Estudo comprova que as tecnologias podem auxiliar na auto-aprendizagem
Utilizar a tecnologia em áreas carentes pode fazer com que as crianças se eduquem sozinhas? O Dr. Sugata Mitra, professor de Tecnologia Educacional no Reino Unido provou que sim no segundo dia da Conlide – Convenção de Líderes Educacionais, em Brasília.

Após anos de estudo e vários experimentos, Sugata compartilhou resultados impressionantes. Em uma de suas experiências mais conhecidas, The Hole in the Wall, Sugata afirmou que os sistemas de auto-organização podem ser ótimas alternativas de escolaridade. A idéia foi colocar um computador em cidades de baixa renda e analisar como as crianças se comportariam diante da novidade.
Segundo Sugata, a rapidez com que as crianças aprendiam a usar o computador era surpreendente. “Com três meses de uso, elas já sabiam usar o Windows, fazer downloads, acessar e-mails e realizar pesquisas. Com apenas três computadores, 300 crianças se alfabetizaram digitalmente”, afirmou.
O uso do computador fez também com que o desempenho das crianças nas escolas melhorasse consideravelmente. Além de aperfeiçoar o inglês e passar a tirar maiores notas em outras disciplinas, a freqüência escolar aumentou, fazendo com que as crianças ficassem menos tempo nas ruas.

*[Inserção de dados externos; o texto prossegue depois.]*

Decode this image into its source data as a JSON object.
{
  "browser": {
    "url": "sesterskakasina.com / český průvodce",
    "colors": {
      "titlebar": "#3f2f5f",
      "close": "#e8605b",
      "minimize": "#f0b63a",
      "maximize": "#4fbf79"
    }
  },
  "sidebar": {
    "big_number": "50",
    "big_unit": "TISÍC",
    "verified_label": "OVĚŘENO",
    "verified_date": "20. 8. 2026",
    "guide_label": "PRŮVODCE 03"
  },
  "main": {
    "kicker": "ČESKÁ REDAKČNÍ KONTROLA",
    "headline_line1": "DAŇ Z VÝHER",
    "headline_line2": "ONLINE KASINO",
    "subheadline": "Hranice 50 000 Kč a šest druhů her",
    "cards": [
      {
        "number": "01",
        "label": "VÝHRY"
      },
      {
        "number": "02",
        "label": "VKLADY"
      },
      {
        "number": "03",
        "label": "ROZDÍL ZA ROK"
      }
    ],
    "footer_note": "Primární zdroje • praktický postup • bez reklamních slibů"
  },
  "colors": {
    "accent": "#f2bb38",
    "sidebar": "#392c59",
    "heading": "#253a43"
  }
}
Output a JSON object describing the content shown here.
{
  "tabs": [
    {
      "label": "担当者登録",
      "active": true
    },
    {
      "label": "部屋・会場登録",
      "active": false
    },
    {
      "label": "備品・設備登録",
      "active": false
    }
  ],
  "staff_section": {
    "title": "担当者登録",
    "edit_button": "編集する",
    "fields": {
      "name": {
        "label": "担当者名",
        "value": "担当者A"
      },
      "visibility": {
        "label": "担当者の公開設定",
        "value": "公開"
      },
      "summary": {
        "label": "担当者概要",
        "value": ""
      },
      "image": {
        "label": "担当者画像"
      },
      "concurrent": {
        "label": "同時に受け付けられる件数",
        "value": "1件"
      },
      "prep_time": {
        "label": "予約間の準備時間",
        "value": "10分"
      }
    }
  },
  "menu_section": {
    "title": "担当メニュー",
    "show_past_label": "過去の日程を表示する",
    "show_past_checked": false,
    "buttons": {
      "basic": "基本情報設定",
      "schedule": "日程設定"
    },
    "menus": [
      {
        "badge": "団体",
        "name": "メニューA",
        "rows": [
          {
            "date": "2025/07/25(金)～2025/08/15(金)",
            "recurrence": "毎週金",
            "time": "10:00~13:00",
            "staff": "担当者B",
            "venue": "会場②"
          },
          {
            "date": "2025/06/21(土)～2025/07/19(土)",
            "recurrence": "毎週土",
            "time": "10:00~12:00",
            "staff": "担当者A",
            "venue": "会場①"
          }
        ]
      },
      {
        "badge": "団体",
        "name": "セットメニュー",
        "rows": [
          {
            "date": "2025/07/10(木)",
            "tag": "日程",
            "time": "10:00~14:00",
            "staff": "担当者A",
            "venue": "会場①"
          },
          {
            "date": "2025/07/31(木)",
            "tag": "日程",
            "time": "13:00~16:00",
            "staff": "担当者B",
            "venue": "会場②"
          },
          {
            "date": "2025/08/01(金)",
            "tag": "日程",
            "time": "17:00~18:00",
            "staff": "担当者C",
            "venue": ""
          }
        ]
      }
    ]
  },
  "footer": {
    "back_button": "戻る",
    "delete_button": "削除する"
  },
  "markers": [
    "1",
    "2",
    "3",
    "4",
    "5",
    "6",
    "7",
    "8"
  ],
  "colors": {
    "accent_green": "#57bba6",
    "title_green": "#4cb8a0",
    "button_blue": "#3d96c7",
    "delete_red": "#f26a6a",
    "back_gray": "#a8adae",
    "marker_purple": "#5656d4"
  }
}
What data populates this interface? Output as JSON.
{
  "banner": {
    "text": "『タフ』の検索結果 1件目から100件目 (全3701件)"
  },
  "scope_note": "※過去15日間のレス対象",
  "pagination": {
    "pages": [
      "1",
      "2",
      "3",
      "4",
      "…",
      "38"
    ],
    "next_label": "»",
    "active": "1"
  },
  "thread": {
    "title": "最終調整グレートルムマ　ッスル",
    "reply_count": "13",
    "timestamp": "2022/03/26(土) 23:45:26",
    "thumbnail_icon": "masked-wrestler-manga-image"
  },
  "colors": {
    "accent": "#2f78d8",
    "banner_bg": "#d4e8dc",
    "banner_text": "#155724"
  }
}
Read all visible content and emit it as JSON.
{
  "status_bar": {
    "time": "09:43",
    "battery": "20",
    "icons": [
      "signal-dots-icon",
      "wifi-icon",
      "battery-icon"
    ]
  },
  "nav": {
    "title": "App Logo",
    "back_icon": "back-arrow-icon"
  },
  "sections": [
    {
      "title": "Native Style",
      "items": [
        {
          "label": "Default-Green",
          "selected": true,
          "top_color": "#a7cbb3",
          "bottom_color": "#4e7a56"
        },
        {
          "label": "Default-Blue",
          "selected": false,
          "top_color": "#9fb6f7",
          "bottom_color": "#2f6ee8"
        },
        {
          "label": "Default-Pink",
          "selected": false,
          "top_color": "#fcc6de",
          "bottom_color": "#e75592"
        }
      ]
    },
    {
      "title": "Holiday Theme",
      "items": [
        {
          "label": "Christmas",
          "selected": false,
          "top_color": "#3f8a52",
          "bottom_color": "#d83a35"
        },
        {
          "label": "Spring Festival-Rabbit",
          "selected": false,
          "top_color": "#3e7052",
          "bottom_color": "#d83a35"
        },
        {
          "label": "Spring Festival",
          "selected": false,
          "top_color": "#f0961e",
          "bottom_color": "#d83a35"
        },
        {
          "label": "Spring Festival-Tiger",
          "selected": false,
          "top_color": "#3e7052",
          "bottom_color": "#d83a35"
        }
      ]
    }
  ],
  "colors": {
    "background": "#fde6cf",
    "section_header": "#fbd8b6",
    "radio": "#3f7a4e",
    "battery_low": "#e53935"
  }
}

Com os resultados, Sugata pôde concluir que a educação tecnológica e auto-organizável tem tendência a crescer e se expandir. “Isso poderia ser usado para diminuir diferenças de ensino de baixa qualidade, diminuir a violência e adquirir valores. Precisamos, sempre que possível, criar alternativas para que nossas crianças tenham acessos às tecnologias para melhorar assim a qualidade de aprendizagem”.
Sugata Mitra é professor de Tecnologia Educacional da Escola de Educação, Comunicação e Ciências da Linguagem da Universidade de Newcastle (Reino Unido).